His phase 2 trial research paper link is below. Urate (a gout predictor) was raised about 50% but none of the 50 participants needed to stop due to gout problem. Schwarzchild is the lead investigator. Unlike all the curcumin groups which do not have any decent scientific support, Schwarzchild does not have a patent on a formulation nor is he funded or directly connected to a company producing such a thing and already has a lot of data on humans in several studies that are freely accessible.



Wow, thank you BOTH for that very informative exchange. You saved me tons of research time. We are (USA) a capitalistic society. It permeates our health industry. Acknowledging that (for me) removes a great deal of resentment and awakens greater mindfulness and caution. I am of Mexican descent and herbs was a huge part of my family's health system. Because of that I have no greater fear of supplements than I do of pharmaceutical meds. Both should be researched and approached with caution.

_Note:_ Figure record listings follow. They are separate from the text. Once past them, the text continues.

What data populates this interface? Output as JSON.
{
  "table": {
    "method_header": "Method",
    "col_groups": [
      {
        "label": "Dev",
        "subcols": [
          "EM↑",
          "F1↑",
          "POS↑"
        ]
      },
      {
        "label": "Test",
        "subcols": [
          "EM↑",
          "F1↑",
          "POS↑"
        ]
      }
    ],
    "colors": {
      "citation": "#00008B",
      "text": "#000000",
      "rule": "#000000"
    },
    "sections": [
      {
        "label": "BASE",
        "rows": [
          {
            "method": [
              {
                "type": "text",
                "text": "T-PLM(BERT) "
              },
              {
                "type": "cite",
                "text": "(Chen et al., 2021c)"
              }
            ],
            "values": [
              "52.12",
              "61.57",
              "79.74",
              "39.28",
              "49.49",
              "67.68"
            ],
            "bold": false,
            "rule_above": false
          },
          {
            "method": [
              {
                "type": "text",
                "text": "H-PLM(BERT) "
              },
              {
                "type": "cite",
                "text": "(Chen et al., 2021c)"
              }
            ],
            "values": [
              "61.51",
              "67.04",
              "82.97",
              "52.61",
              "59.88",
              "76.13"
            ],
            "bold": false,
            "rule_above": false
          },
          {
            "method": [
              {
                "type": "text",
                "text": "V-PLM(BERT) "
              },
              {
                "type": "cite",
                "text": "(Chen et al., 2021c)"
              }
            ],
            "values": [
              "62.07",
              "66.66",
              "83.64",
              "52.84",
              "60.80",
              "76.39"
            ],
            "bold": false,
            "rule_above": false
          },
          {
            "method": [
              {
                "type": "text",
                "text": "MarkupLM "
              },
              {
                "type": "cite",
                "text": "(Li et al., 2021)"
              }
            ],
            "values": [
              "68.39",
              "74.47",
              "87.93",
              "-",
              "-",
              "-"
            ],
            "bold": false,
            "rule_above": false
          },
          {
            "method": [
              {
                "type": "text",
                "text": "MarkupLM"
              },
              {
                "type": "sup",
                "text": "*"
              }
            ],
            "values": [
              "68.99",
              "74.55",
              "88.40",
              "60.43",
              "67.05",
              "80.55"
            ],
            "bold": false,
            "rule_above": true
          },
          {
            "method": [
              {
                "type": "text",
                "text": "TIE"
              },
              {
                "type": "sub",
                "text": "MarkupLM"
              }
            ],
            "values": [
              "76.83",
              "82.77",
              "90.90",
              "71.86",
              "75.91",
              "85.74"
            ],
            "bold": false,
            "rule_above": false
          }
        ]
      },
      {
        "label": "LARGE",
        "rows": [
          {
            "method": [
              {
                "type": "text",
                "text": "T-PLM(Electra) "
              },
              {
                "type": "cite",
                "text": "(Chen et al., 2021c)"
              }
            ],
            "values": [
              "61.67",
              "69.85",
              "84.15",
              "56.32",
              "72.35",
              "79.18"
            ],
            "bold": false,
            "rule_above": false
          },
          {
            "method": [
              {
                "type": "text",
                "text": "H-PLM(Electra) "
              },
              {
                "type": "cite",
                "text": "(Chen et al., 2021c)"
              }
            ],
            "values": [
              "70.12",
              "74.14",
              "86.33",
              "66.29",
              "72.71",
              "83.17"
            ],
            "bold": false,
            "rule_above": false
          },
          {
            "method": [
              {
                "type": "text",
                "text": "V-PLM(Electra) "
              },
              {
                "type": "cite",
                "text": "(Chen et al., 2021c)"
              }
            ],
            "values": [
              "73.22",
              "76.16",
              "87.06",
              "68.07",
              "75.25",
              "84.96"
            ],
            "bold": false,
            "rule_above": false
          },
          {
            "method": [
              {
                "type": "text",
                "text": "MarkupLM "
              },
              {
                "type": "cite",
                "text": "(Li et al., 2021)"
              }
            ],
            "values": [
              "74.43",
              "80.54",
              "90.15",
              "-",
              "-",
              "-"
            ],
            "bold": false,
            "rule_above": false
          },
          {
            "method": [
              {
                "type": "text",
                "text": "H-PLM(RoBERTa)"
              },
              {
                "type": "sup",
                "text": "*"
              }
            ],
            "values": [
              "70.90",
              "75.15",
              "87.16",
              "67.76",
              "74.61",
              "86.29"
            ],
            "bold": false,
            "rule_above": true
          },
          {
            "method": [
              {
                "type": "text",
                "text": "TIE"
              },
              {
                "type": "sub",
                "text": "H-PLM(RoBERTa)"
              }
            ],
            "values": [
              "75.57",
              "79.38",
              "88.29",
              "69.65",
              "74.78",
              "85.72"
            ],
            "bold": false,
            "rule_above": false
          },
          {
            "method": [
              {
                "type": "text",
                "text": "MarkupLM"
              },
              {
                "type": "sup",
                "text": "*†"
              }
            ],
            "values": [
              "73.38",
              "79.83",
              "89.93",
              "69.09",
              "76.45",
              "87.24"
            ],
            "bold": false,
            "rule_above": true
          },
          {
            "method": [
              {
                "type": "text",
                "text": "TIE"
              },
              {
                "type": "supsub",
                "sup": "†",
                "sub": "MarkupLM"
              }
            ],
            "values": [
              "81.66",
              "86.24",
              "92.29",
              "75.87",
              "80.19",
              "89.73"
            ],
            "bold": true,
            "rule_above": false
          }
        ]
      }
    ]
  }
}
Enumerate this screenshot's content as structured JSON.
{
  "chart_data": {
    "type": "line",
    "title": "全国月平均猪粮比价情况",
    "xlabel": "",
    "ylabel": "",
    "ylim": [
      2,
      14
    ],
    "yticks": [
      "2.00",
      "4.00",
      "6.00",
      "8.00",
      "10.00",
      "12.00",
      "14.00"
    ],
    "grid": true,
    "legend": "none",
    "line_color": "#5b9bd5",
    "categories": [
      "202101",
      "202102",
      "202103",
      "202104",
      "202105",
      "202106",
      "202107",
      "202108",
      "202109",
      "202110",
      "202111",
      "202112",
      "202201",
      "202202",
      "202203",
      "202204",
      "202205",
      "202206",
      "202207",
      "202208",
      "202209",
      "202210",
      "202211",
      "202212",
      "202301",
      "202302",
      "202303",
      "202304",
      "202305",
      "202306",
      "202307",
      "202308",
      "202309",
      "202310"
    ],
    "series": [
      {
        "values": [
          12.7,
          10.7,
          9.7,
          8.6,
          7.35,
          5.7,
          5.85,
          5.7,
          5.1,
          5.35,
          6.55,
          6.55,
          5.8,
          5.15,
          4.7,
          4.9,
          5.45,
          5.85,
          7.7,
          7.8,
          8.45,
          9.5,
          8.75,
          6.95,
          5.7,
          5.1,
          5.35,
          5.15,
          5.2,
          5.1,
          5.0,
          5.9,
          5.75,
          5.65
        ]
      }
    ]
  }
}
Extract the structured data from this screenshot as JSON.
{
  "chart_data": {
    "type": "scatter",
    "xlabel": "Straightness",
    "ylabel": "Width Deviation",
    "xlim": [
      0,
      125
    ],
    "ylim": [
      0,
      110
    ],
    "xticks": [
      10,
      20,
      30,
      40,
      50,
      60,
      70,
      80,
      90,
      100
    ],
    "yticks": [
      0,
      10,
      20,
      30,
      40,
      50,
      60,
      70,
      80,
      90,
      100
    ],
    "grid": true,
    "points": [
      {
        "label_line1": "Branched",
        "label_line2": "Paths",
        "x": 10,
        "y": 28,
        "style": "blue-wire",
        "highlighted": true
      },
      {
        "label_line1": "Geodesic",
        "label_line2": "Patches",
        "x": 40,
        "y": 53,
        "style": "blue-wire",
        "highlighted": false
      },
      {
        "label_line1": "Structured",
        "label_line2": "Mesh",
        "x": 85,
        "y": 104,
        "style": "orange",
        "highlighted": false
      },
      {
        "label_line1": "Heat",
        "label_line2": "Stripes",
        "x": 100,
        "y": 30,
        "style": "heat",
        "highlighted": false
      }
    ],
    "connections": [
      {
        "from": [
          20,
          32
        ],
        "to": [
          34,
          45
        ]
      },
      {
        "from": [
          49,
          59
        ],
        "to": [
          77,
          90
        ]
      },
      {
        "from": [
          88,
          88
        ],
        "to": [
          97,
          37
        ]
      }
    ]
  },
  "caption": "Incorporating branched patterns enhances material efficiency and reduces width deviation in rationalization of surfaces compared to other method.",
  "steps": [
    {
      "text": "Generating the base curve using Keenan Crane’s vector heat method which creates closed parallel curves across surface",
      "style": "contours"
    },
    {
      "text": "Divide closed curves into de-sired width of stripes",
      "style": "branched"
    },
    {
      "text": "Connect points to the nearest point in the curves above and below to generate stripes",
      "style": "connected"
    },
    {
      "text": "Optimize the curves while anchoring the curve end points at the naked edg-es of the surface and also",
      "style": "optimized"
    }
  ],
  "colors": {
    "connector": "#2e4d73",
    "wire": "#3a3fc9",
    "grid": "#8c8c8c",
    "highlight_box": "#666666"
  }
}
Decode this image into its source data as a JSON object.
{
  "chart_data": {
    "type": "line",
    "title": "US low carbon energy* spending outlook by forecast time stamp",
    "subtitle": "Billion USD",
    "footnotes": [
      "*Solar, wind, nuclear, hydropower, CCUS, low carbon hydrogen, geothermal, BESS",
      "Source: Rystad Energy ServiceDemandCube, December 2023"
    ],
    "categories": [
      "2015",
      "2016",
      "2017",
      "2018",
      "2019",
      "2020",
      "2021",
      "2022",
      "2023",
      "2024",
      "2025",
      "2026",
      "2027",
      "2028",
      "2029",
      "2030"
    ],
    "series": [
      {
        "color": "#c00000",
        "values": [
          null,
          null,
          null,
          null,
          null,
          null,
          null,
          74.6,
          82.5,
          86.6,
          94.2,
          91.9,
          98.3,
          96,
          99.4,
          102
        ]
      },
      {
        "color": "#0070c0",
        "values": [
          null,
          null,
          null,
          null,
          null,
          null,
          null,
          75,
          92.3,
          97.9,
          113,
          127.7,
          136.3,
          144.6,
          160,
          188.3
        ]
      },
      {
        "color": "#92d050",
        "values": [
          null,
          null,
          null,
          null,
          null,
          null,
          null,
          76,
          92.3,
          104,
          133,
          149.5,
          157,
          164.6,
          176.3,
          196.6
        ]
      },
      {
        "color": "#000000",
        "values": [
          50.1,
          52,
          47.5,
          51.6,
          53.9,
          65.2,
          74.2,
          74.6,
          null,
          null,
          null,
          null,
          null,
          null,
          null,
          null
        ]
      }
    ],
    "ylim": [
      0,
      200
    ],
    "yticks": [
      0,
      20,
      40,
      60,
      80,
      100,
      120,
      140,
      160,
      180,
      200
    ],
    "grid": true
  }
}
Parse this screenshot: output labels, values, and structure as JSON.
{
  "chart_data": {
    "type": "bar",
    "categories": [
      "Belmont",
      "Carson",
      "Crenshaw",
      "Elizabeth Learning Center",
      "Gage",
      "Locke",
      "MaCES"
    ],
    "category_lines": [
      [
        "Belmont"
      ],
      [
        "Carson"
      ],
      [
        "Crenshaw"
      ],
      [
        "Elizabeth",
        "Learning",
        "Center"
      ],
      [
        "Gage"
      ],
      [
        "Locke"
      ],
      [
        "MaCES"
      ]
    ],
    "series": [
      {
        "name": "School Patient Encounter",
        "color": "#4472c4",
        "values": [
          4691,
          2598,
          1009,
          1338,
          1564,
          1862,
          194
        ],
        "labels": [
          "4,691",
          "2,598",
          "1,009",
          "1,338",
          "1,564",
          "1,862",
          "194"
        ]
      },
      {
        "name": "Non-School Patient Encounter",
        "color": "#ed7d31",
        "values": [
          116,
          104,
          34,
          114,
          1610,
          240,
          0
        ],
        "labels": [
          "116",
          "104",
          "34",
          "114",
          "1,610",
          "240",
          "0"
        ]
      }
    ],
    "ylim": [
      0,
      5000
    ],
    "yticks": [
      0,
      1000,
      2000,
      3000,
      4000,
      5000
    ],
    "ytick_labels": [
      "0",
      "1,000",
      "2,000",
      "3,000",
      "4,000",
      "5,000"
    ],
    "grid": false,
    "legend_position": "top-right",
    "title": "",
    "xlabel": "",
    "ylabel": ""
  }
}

The problem with many substances, "proven" to have an effect on PD is the quantities used can be deleterious to your health. I know there is a study with CO Q-10 having a beneficial was 1200 plus mg. That is a lot of CO Q-10 and not really, really guaranteed for prevention or cure.


I found an inosine provider that will send 1 kg for $68 via paypal which is 350 times lower than amazon. I am not going to take it because my urate is already higher than the study's high dose group (7-8 mg/l). Private message me to get their contact information. I am not affiliated with them nor can I assure they send it nor that it is high quality. But direct from china (instead of U.S. middle-men companies) is how I am starting to get my supplements.